Two smaller, more casually decorated trees in the home’s basement den are the center of the family of five’s Christmas morning.
Santa Claus leaves his unwrapped gifts beneath one of the trees while the gifts the family exchanges among themselves are placed beneath the second tree. The families stockings — including one for the pooch — are hung near by.
Like a scene from a Christmas story book, a visitor can easily imagine the family sprawled about the room unwrapping gifts on Christmas morning illuminated by a glowing fire in the small cast iron stove at the center of the den.

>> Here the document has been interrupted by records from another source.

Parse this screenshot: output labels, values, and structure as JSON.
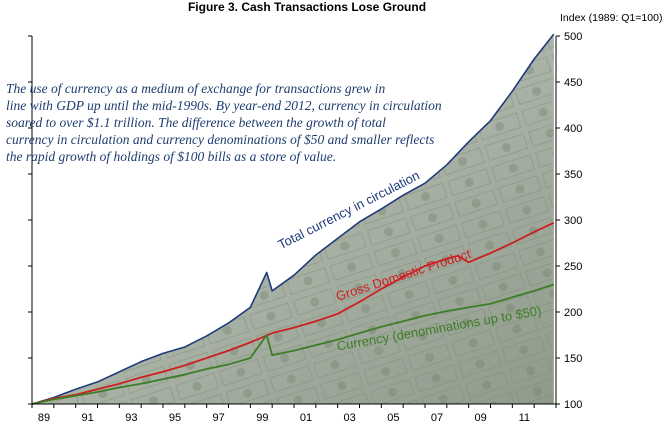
{
  "chart_data": {
    "type": "line",
    "title": "Figure 3. Cash Transactions Lose Ground",
    "ylabel": "Index (1989: Q1=100)",
    "xlabel": "",
    "xlim": [
      1989,
      2013
    ],
    "ylim": [
      100,
      500
    ],
    "y_ticks": [
      100,
      150,
      200,
      250,
      300,
      350,
      400,
      450,
      500
    ],
    "x_ticks": [
      {
        "value": 1989,
        "label": "89"
      },
      {
        "value": 1991,
        "label": "91"
      },
      {
        "value": 1993,
        "label": "93"
      },
      {
        "value": 1995,
        "label": "95"
      },
      {
        "value": 1997,
        "label": "97"
      },
      {
        "value": 1999,
        "label": "99"
      },
      {
        "value": 2001,
        "label": "01"
      },
      {
        "value": 2003,
        "label": "03"
      },
      {
        "value": 2005,
        "label": "05"
      },
      {
        "value": 2007,
        "label": "07"
      },
      {
        "value": 2009,
        "label": "09"
      },
      {
        "value": 2011,
        "label": "11"
      }
    ],
    "grid": false,
    "annotation": "The use of currency as a medium of exchange for transactions grew in line with GDP up until the mid-1990s. By year-end 2012, currency in circulation soared to over $1.1 trillion. The difference between the growth of total currency in circulation and currency denominations of $50 and smaller reflects the rapid growth of holdings of $100 bills as a store of value.",
    "series": [
      {
        "name": "Total currency in circulation",
        "color": "#1f3a7a",
        "x": [
          1989,
          1990,
          1991,
          1992,
          1993,
          1994,
          1995,
          1996,
          1997,
          1998,
          1999,
          1999.75,
          2000,
          2001,
          2002,
          2003,
          2004,
          2005,
          2006,
          2007,
          2008,
          2009,
          2010,
          2011,
          2012,
          2012.9
        ],
        "y": [
          100,
          107,
          116,
          124,
          135,
          146,
          155,
          162,
          174,
          188,
          205,
          243,
          223,
          240,
          262,
          280,
          298,
          312,
          327,
          340,
          360,
          385,
          408,
          440,
          475,
          502
        ]
      },
      {
        "name": "Gross Domestic Product",
        "color": "#cc1f1f",
        "x": [
          1989,
          1990,
          1991,
          1992,
          1993,
          1994,
          1995,
          1996,
          1997,
          1998,
          1999,
          2000,
          2001,
          2002,
          2003,
          2004,
          2005,
          2006,
          2007,
          2008,
          2008.5,
          2009,
          2010,
          2011,
          2012,
          2012.9
        ],
        "y": [
          100,
          106,
          110,
          116,
          122,
          129,
          135,
          142,
          150,
          158,
          167,
          177,
          183,
          190,
          198,
          211,
          225,
          238,
          250,
          258,
          261,
          254,
          264,
          275,
          287,
          297
        ]
      },
      {
        "name": "Currency (denominations up to $50)",
        "color": "#3c7d26",
        "x": [
          1989,
          1990,
          1991,
          1992,
          1993,
          1994,
          1995,
          1996,
          1997,
          1998,
          1999,
          1999.75,
          2000,
          2001,
          2002,
          2003,
          2004,
          2005,
          2006,
          2007,
          2008,
          2009,
          2010,
          2011,
          2012,
          2012.9
        ],
        "y": [
          100,
          105,
          109,
          113,
          118,
          122,
          127,
          132,
          138,
          143,
          150,
          175,
          153,
          158,
          164,
          170,
          177,
          184,
          190,
          196,
          201,
          205,
          209,
          216,
          223,
          230
        ]
      }
    ]
  }
}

Leslie’s affectionate touch is everywhere in the home. In the little more than two years since the family moved to Ashland from Lexington, she has painted it from top to bottom and infused it with her warm style.
“I’ve always had a flair for decorating. I just like pretty things and my eye is sort of drawn to it. It’s just kind of a God-given gift,” she said. That’s not to say, Leslie Wheeler doesn’t toil at the task.
For her, decorating her home for the holidays is as much a part of the celebration of Christmas as reading verses of Luke before the holiday dinner.
“The Lord takes care of us and he gives us things. He loans them to us to use and its our job to take care of them and to make them look their best. The Word says to do everything as unto the Lord and I believe in doing that in my family life, in my church life and in my work life and everywhere, so I really take a great interest in my home and in my family,” she said.
“We have a humble home but we take care of it. I want my family to have the very best that they can and that’s what God’s promises are: That he will bless us in all areas of our lives.”